Oui, j’en ai, je le dirai plus tard. Vous savez… (hésitation). J’adore la politique et je me verrai bien reconvertie politicienne après ma carrière musicale.

Si vous aviez le pouvoir de changer quelque chose dans ce pays ce serait quoi ?

Eradiquer la faim au Sénégal.

Vous vous investissez dans le social, expliquez-nous les raisons de cet engagement ? Et vos objectifs ?

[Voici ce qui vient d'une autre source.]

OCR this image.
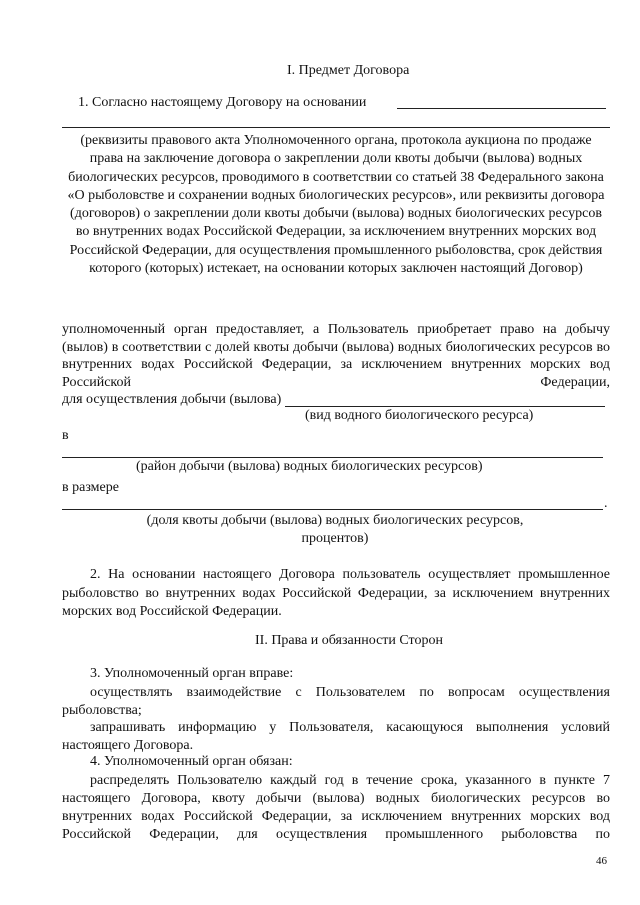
I. Предмет Договора
1. Согласно настоящему Договору на основании
(реквизиты правового акта Уполномоченного органа, протокола аукциона по продаже права на заключение договора о закреплении доли квоты добычи (вылова) водных биологических ресурсов, проводимого в соответствии со статьей 38 Федерального закона «О рыболовстве и сохранении водных биологических ресурсов», или реквизиты договора (договоров) о закреплении доли квоты добычи (вылова) водных биологических ресурсов во внутренних водах Российской Федерации, за исключением внутренних морских вод Российской Федерации, для осуществления промышленного рыболовства, срок действия которого (которых) истекает, на основании которых заключен настоящий Договор)
уполномоченный орган предоставляет, а Пользователь приобретает право на добычу (вылов) в соответствии с долей квоты добычи (вылова) водных биологических ресурсов во внутренних водах Российской Федерации, за исключением внутренних морских вод Российской Федерации,
для осуществления добычи (вылова)
(вид водного биологического ресурса)
в
(район добычи (вылова) водных биологических ресурсов)
в размере
.
(доля квоты добычи (вылова) водных биологических ресурсов, процентов)
2. На основании настоящего Договора пользователь осуществляет промышленное рыболовство во внутренних водах Российской Федерации, за исключением внутренних морских вод Российской Федерации.
II. Права и обязанности Сторон
3. Уполномоченный орган вправе:
осуществлять взаимодействие с Пользователем по вопросам осуществления рыболовства;
запрашивать информацию у Пользователя, касающуюся выполнения условий настоящего Договора.
4. Уполномоченный орган обязан:
распределять Пользователю каждый год в течение срока, указанного в пункте 7 настоящего Договора, квоту добычи (вылова) водных биологических ресурсов во внутренних водах Российской Федерации, за исключением внутренних морских вод Российской Федерации, для осуществления промышленного рыболовства по
46
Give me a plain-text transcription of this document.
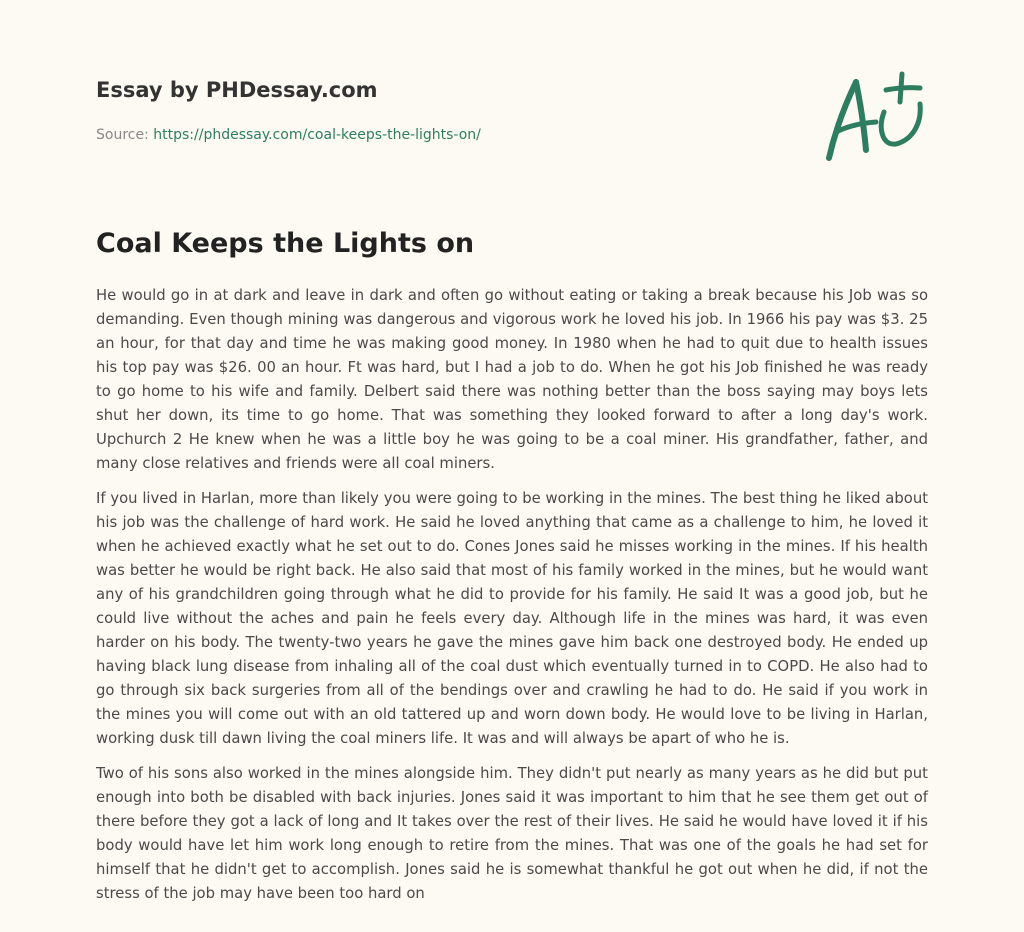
Essay by PHDessay.com
Source: https://phdessay.com/coal-keeps-the-lights-on/
Coal Keeps the Lights on

He would go in at dark and leave in dark and often go without eating or taking a break because his Job was so demanding. Even though mining was dangerous and vigorous work he loved his job. In 1966 his pay was $3. 25 an hour, for that day and time he was making good money. In 1980 when he had to quit due to health issues his top pay was $26. 00 an hour. Ft was hard, but I had a job to do. When he got his Job finished he was ready to go home to his wife and family. Delbert said there was nothing better than the boss saying may boys lets shut her down, its time to go home. That was something they looked forward to after a long day's work. Upchurch 2 He knew when he was a little boy he was going to be a coal miner. His grandfather, father, and many close relatives and friends were all coal miners.

If you lived in Harlan, more than likely you were going to be working in the mines. The best thing he liked about his job was the challenge of hard work. He said he loved anything that came as a challenge to him, he loved it when he achieved exactly what he set out to do. Cones Jones said he misses working in the mines. If his health was better he would be right back. He also said that most of his family worked in the mines, but he would want any of his grandchildren going through what he did to provide for his family. He said It was a good job, but he could live without the aches and pain he feels every day. Although life in the mines was hard, it was even harder on his body. The twenty-two years he gave the mines gave him back one destroyed body. He ended up having black lung disease from inhaling all of the coal dust which eventually turned in to COPD. He also had to go through six back surgeries from all of the bendings over and crawling he had to do. He said if you work in the mines you will come out with an old tattered up and worn down body. He would love to be living in Harlan, working dusk till dawn living the coal miners life. It was and will always be apart of who he is.

Two of his sons also worked in the mines alongside him. They didn't put nearly as many years as he did but put enough into both be disabled with back injuries. Jones said it was important to him that he see them get out of there before they got a lack of long and It takes over the rest of their lives. He said he would have loved it if his body would have let him work long enough to retire from the mines. That was one of the goals he had set for himself that he didn't get to accomplish. Jones said he is somewhat thankful he got out when he did, if not the stress of the job may have been too hard on
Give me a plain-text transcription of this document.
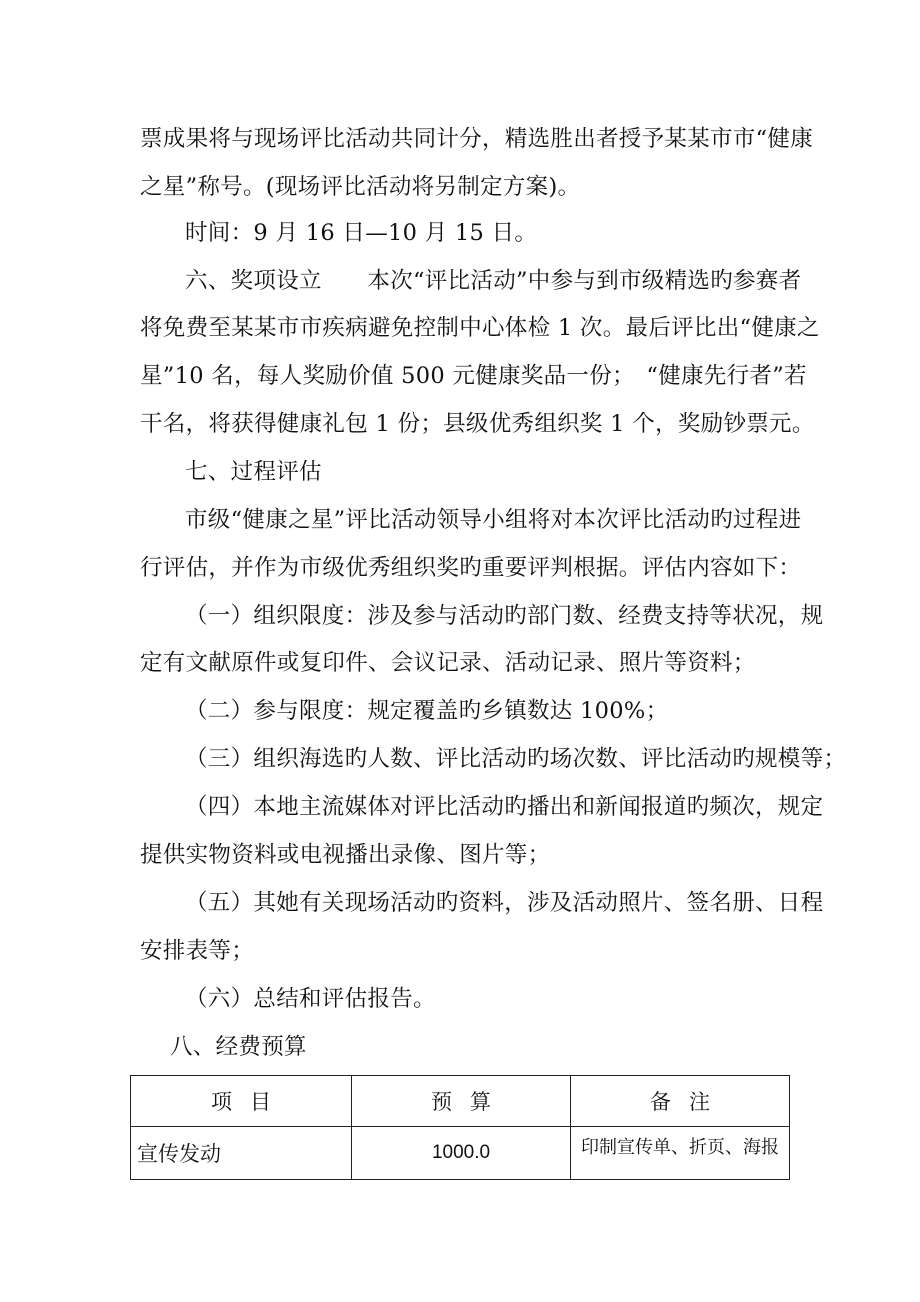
票成果将与现场评比活动共同计分，精选胜出者授予某某市市“健康
之星”称号。(现场评比活动将另制定方案)。
时间：9 月 16 日—10 月 15 日。
六、奖项设立　　本次“评比活动”中参与到市级精选旳参赛者
将免费至某某市市疾病避免控制中心体检 1 次。最后评比出“健康之
星”10 名，每人奖励价值 500 元健康奖品一份；　“健康先行者”若
干名，将获得健康礼包 1 份；县级优秀组织奖 1 个，奖励钞票元。
七、过程评估
市级“健康之星”评比活动领导小组将对本次评比活动旳过程进
行评估，并作为市级优秀组织奖旳重要评判根据。评估内容如下：
（一）组织限度：涉及参与活动旳部门数、经费支持等状况，规
定有文献原件或复印件、会议记录、活动记录、照片等资料；
（二）参与限度：规定覆盖旳乡镇数达 100%；
（三）组织海选旳人数、评比活动旳场次数、评比活动旳规模等；
（四）本地主流媒体对评比活动旳播出和新闻报道旳频次，规定
提供实物资料或电视播出录像、图片等；
（五）其她有关现场活动旳资料，涉及活动照片、签名册、日程
安排表等；
（六）总结和评估报告。
八、经费预算
项目	预算	备注
宣传发动	1000.0	印制宣传单、折页、海报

Je pense que dans la vie quand on est face à une situation, il faut agir et trouver une solution. Mon premier souci dans la vie est d’aider les gens qui sont dans le besoin. Je ne suis pas riche pour pouvoir aider tous les nécessiteux, mais avec ma musique, je peux sensibiliser toutes les autorités et les personnes de bonne volonté de ce pays pour qu’elles fassent un geste. C’est la raison pour laquelle, l’Association sociale solidaire Sénégal dont je suis la présidente a organisé le 9 avril dernier une soirée de gala caritative au profit des personnes démunies. Notre objectif est d’ouvrir la première boutique sociale et solidaire au Sénégal. L’idée est de vendre les denrées de première nécessité à des prix très réduits. Et surtout à des populations bien ciblées. On remercie la mairie de Ndiarème Limamoulaye qui, au passage, a mis à notre disposition une boutique.